For me the medium of the unknown is space and the calligraphic choreography of my painting is the dance of the dervish. To me the act of painting is the making real of the essential and Yogic experience of life as pure movement. I find it difficult to speak about my paintings because the act of putting together words only explains and cannot make real the experience, which for me, is the ~mly reality, the only value that gives meaning to my life.
Therefore I will end this by adding that I live only when I paint. The rest is but a wait, a preparation mixed with prayer for crossing the threshold-form life into the experience of life.
Eric Gibson, Executive Editor, Art News, New York.
Gulgee’s work is an example of the continuing dialogue between Eastern and Western artistic traditions. The artist is attempting to fuse two traditions, Islamic calligraphy, in which writing both carries a religious text· and decorates a page, and the Western style of Abstract Expressionism, with its movemented brushstrokes. These paintings combine the two traditions with grace and elegance, and at the same time manage to transcend them. The paintings stand as more than the sum of their sources.
Prof. Dr. Annemarie Schimmel, h.c. Mult.

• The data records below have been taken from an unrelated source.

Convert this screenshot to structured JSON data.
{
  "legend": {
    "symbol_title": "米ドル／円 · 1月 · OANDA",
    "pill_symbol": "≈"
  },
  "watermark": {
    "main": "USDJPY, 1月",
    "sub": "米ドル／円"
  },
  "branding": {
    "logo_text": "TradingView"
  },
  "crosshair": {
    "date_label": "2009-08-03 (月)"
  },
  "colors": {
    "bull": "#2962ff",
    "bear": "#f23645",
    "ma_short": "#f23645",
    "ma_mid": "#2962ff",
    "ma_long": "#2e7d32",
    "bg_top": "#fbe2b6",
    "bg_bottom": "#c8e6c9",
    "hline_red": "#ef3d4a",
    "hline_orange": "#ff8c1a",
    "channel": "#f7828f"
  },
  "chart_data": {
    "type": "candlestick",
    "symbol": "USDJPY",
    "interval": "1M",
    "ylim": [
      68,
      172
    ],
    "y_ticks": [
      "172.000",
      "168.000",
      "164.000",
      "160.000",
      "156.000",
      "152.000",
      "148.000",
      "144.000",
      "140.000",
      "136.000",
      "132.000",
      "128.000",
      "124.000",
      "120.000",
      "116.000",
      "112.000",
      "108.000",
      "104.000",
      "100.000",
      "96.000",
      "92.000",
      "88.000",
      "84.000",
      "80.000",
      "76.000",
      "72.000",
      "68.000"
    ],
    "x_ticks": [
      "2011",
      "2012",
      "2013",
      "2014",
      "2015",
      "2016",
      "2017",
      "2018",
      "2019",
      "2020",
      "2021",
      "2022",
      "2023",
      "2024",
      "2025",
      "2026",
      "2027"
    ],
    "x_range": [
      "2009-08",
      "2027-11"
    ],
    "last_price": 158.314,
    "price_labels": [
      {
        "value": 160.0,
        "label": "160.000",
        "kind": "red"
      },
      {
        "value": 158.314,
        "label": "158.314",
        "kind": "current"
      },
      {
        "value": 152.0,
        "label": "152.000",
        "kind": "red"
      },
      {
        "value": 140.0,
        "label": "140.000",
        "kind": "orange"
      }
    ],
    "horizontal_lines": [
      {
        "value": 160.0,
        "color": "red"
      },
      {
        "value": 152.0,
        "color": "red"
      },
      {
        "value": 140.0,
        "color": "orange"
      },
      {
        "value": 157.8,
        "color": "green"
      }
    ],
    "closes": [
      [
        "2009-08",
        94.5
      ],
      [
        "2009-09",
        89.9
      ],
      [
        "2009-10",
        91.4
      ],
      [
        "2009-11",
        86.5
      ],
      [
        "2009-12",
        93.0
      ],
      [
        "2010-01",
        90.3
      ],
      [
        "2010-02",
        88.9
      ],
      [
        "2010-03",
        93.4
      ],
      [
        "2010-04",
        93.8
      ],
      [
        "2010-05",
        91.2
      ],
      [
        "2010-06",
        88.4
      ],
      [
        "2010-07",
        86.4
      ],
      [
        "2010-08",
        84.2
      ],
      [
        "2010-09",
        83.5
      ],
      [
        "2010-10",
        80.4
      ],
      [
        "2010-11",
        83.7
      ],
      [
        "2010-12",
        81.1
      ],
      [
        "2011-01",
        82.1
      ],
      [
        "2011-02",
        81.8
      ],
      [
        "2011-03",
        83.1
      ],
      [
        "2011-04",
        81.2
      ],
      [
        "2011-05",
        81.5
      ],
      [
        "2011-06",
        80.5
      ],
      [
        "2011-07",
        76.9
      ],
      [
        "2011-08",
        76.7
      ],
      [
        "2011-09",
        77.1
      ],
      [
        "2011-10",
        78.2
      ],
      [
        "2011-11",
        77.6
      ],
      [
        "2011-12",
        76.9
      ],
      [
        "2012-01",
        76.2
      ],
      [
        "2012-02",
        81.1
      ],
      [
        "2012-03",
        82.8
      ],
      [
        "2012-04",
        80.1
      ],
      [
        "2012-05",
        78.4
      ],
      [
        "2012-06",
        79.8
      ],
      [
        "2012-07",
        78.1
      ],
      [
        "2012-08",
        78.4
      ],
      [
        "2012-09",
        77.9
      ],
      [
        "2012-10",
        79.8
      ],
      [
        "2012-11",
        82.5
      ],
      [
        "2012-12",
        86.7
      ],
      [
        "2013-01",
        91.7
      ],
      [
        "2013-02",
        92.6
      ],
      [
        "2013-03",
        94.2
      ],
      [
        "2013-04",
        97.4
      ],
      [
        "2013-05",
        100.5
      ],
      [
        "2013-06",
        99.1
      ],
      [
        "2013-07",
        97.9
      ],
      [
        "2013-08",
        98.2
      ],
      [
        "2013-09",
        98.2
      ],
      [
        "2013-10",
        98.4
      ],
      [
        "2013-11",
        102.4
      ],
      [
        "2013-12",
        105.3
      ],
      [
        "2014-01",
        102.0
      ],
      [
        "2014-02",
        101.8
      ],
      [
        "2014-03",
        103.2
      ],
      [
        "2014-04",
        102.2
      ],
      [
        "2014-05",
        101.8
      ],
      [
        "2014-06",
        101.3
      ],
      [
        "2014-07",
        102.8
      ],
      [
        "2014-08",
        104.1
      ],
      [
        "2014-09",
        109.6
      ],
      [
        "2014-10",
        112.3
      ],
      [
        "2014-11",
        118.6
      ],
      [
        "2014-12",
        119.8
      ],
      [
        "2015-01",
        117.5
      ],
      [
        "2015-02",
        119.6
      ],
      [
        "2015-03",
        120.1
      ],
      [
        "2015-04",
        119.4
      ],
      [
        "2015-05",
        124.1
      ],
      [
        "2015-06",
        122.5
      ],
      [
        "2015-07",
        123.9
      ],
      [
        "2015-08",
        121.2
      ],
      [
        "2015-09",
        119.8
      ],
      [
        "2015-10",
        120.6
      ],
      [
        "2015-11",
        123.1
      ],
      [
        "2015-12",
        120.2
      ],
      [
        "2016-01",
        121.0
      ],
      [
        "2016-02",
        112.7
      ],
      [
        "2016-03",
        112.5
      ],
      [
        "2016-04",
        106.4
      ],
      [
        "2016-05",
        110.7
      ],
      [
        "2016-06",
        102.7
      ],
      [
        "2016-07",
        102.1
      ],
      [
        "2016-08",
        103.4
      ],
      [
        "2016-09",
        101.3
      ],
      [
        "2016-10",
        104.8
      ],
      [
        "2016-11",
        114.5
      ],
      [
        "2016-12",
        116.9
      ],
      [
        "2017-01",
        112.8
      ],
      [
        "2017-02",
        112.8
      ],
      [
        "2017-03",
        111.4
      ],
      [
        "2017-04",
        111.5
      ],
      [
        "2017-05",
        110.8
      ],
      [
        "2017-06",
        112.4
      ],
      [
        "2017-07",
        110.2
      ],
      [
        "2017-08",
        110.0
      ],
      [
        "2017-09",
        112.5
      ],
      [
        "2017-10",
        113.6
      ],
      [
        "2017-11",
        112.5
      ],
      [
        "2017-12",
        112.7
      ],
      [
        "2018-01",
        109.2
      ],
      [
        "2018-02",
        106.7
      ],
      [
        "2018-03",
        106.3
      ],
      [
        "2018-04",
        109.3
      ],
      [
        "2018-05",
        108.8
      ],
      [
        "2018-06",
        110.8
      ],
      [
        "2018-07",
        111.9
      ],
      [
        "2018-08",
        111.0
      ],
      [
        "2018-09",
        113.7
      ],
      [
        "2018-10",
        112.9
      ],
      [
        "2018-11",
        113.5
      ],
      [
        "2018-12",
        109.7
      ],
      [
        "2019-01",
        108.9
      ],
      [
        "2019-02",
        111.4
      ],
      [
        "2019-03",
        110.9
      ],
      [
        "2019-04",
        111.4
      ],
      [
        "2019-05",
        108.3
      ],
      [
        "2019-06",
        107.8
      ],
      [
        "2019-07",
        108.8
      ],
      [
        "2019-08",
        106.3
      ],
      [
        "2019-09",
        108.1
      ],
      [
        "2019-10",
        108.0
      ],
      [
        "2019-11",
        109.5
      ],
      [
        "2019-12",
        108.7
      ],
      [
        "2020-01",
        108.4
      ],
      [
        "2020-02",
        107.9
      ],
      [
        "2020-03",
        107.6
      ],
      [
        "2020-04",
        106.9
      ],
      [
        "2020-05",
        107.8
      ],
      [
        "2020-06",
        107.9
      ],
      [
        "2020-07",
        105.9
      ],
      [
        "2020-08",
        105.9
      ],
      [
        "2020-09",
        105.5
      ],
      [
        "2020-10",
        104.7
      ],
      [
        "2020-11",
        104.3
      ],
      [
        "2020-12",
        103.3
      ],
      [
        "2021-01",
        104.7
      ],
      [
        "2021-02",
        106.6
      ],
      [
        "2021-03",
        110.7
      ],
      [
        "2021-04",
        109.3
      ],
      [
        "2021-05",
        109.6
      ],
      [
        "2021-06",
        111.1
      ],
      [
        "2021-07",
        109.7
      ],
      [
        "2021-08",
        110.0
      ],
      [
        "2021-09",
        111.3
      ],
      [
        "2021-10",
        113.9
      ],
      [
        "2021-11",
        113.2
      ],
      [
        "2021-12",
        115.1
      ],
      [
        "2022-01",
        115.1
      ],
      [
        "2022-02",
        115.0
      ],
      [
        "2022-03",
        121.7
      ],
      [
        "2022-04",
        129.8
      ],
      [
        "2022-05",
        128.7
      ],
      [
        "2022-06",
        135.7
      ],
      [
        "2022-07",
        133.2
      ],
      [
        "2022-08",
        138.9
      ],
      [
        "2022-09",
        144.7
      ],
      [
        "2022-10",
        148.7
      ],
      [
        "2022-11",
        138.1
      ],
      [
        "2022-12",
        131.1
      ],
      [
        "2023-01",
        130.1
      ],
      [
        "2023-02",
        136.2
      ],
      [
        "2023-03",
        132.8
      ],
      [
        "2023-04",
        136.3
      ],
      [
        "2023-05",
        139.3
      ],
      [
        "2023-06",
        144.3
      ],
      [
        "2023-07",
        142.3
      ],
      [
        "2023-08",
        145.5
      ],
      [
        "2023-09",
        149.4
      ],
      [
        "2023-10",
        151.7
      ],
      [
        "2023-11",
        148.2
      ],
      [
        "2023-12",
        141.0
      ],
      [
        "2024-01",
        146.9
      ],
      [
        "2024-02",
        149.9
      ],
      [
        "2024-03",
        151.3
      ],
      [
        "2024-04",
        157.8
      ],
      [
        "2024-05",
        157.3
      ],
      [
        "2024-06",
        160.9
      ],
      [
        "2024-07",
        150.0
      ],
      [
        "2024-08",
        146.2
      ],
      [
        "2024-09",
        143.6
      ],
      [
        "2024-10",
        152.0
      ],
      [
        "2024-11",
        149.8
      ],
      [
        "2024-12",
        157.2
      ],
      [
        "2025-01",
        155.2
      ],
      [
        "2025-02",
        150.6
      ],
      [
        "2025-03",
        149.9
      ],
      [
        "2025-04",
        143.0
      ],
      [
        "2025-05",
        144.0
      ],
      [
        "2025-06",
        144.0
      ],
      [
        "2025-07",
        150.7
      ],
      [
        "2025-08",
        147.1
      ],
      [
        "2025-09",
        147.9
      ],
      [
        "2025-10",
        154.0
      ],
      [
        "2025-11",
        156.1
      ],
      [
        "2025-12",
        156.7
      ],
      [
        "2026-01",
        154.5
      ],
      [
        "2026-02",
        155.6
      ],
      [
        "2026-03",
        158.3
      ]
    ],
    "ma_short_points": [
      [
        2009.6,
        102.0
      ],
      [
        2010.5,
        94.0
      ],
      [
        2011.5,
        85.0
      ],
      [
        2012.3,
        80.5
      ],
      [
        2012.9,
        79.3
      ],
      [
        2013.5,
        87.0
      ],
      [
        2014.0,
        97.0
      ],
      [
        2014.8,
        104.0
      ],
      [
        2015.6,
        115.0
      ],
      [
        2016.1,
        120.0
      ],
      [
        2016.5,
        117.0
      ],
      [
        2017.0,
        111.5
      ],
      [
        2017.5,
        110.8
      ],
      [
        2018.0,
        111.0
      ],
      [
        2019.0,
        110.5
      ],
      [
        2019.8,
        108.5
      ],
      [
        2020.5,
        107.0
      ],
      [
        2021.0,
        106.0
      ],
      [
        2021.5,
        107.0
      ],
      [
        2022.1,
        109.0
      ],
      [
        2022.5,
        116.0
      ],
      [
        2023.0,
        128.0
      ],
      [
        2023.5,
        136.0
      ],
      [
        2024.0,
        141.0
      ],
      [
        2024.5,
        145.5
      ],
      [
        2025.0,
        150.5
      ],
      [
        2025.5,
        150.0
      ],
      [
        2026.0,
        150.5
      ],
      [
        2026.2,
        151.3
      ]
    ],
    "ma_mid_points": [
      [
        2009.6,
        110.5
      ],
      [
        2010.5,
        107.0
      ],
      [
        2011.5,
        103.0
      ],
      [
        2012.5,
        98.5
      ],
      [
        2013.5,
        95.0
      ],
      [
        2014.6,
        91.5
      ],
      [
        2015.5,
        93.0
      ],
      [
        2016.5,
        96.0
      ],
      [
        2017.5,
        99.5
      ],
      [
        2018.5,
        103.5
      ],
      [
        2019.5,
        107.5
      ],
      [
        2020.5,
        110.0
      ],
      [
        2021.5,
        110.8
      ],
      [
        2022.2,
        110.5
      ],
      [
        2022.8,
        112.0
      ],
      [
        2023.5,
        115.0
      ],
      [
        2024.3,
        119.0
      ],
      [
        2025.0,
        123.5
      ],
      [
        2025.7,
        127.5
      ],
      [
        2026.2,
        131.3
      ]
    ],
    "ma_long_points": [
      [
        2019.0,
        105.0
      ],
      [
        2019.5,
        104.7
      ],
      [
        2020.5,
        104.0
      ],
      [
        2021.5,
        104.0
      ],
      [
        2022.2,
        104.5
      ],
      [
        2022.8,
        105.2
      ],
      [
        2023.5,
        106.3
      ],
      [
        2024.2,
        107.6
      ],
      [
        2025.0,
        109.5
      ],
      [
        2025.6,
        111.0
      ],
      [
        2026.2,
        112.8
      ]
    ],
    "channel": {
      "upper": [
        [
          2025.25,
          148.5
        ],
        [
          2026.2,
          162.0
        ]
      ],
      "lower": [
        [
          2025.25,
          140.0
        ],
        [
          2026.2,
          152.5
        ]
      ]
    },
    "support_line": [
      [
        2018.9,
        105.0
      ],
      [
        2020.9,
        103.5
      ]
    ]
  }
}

H.I., SQA.
Gulgee is no doubt the finest artist in Pakistan, able to capture the finest movement of soul and body in his drawings, highly inventive in his calligraphic paintings, and incredibly skilful in his compositions made of Lapis Lazuli.

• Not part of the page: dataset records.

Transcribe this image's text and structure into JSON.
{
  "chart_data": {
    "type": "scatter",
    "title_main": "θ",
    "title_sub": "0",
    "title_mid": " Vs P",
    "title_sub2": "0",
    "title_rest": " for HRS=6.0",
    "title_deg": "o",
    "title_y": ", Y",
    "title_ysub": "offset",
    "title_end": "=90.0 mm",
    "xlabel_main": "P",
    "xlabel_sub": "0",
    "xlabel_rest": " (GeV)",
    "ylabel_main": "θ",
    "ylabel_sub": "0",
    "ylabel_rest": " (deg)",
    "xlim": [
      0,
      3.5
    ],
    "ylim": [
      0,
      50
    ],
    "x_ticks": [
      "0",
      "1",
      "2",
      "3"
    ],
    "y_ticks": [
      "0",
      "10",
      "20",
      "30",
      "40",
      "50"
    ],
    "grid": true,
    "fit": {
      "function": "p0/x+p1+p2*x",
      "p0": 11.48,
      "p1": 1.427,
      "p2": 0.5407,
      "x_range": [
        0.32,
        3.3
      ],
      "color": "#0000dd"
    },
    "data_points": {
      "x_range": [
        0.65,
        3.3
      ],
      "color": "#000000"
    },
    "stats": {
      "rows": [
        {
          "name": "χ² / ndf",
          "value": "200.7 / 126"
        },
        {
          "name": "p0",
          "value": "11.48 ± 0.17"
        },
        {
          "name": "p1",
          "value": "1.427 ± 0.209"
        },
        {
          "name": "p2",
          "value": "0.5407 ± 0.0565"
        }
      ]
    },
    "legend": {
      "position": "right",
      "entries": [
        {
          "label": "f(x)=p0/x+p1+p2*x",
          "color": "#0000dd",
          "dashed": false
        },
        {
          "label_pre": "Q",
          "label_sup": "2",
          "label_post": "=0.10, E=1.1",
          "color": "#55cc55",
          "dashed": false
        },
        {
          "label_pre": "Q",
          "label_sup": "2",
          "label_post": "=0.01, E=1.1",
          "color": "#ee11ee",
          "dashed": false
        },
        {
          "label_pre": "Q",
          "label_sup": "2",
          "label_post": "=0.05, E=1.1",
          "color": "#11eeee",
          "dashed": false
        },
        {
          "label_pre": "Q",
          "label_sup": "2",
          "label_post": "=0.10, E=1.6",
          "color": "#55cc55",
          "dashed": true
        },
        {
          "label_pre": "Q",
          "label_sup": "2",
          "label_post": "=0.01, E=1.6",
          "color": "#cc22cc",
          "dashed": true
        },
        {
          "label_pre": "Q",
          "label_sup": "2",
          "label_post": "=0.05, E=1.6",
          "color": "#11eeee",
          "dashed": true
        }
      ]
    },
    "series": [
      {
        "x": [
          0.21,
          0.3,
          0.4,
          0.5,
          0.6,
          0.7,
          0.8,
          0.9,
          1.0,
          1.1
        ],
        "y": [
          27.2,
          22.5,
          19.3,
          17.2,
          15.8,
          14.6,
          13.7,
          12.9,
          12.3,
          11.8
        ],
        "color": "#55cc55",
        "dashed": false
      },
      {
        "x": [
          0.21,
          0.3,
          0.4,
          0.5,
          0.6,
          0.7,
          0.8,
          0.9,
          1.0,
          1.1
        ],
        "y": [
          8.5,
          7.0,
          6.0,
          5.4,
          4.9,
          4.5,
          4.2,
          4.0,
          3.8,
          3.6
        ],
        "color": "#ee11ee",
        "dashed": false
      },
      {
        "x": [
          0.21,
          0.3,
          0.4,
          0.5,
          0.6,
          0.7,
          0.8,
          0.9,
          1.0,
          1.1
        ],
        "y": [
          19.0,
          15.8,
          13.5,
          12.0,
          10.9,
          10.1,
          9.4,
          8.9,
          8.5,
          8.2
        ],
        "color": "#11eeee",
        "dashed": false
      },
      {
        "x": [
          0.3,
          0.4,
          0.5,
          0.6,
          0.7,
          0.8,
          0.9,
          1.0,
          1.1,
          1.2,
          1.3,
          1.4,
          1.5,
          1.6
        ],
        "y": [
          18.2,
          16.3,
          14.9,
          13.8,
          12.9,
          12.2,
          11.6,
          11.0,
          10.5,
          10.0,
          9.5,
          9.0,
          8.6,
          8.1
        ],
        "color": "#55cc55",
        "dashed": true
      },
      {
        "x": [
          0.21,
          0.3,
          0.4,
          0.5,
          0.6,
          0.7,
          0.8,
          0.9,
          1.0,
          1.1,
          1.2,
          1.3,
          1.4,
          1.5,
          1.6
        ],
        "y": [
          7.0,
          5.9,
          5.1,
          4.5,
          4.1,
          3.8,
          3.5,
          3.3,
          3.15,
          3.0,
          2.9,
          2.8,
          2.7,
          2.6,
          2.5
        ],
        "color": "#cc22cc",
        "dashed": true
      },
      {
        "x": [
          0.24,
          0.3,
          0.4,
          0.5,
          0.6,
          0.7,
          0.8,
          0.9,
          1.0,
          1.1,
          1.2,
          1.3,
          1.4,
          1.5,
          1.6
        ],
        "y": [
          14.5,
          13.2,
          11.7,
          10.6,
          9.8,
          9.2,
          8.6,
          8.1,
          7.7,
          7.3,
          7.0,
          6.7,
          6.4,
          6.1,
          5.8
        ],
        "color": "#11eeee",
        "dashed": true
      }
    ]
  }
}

Oleg Grabar, Institute of Advanced Study, Princeton, N.J., U.S.A.
The person is well-known. Often exciting and flamboyant in conversation or in the act of shaping forms out of stones or covering canvases with paint, Gulgee, unlike Picasso and many other lesser artists, has not led a life out of which movies will be made. He was trained as an engineer and even practised engineering for a while. Gulgee’s passion is his art, his passion for making works of art shines through his formal portraits of world celebrities and almost overwhelms the subject….
His oil paints are lavishly spread over his canvases and give to all of them a striking vibrancy a pungency of presence, which belongs to the most powerful effects associated with abstract expressionism.

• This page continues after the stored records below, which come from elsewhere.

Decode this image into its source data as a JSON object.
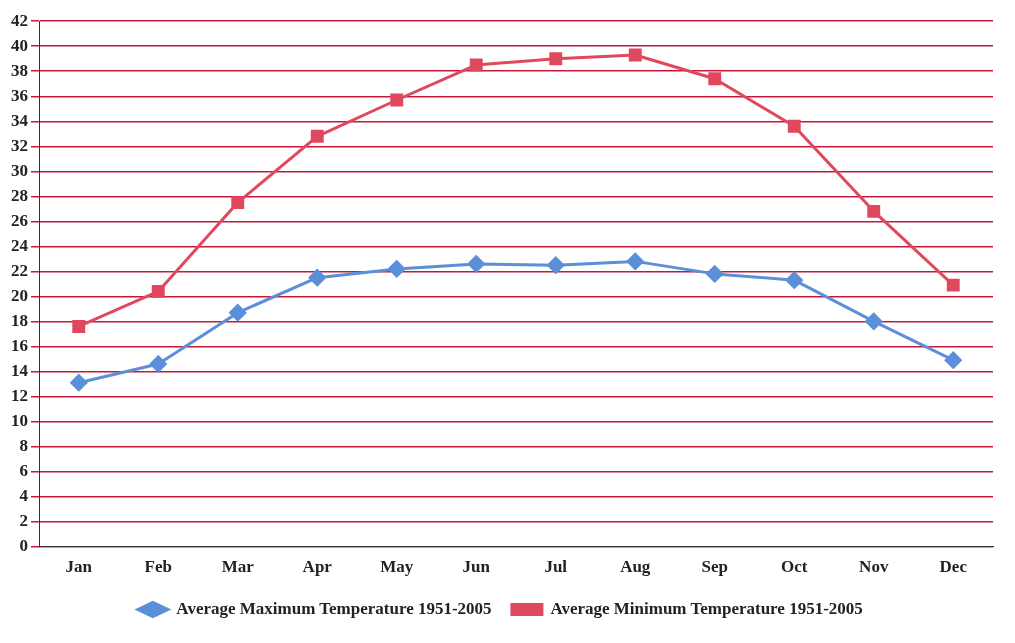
{
  "chart_data": {
    "type": "line",
    "categories": [
      "Jan",
      "Feb",
      "Mar",
      "Apr",
      "May",
      "Jun",
      "Jul",
      "Aug",
      "Sep",
      "Oct",
      "Nov",
      "Dec"
    ],
    "series": [
      {
        "name": "Average Maximum Temperature 1951-2005",
        "color": "#5b8fd9",
        "marker": "diamond",
        "values": [
          13.1,
          14.6,
          18.7,
          21.5,
          22.2,
          22.6,
          22.5,
          22.8,
          21.8,
          21.3,
          18.0,
          14.9
        ]
      },
      {
        "name": "Average Minimum Temperature 1951-2005",
        "color": "#e0485e",
        "marker": "square",
        "values": [
          17.6,
          20.4,
          27.5,
          32.8,
          35.7,
          38.5,
          39.0,
          39.3,
          37.4,
          33.6,
          26.8,
          20.9
        ]
      }
    ],
    "ylim": [
      0,
      42
    ],
    "yticks": [
      0,
      2,
      4,
      6,
      8,
      10,
      12,
      14,
      16,
      18,
      20,
      22,
      24,
      26,
      28,
      30,
      32,
      34,
      36,
      38,
      40,
      42
    ],
    "grid": "y",
    "legend": "bottom",
    "line_style": "solid"
  }
}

Howard K. Walker, Ambassador (Retd.) of U.S.A., 2000.
I will never forget the day in 1988 when Gulgee gave me a personal tour of Islamabad’s new, great mosque where I wanted to see his magnificent sculptures on display. I had the sensation of being guided around the Sistine Chapel by Michelangelo. When we left the mosque, hundreds of school children on the square just outside ran toward him shouting “Gulgee! Gulgee!”, wanting to touch him and get his autograph. I thought: ‘How wonderful that the children of Pakistan’s capital have such admiration for one of their country’s leading artists, in the way that pop stars are youth heros in some other places’. I understand their affection for this great artist. In the presence of his paintings, one has the multiple and complex impressions of sensual pleasures that emanate from incredible color and mysteriously energetic form, and of quiet, reflective, transcendental, spiritual wisdom.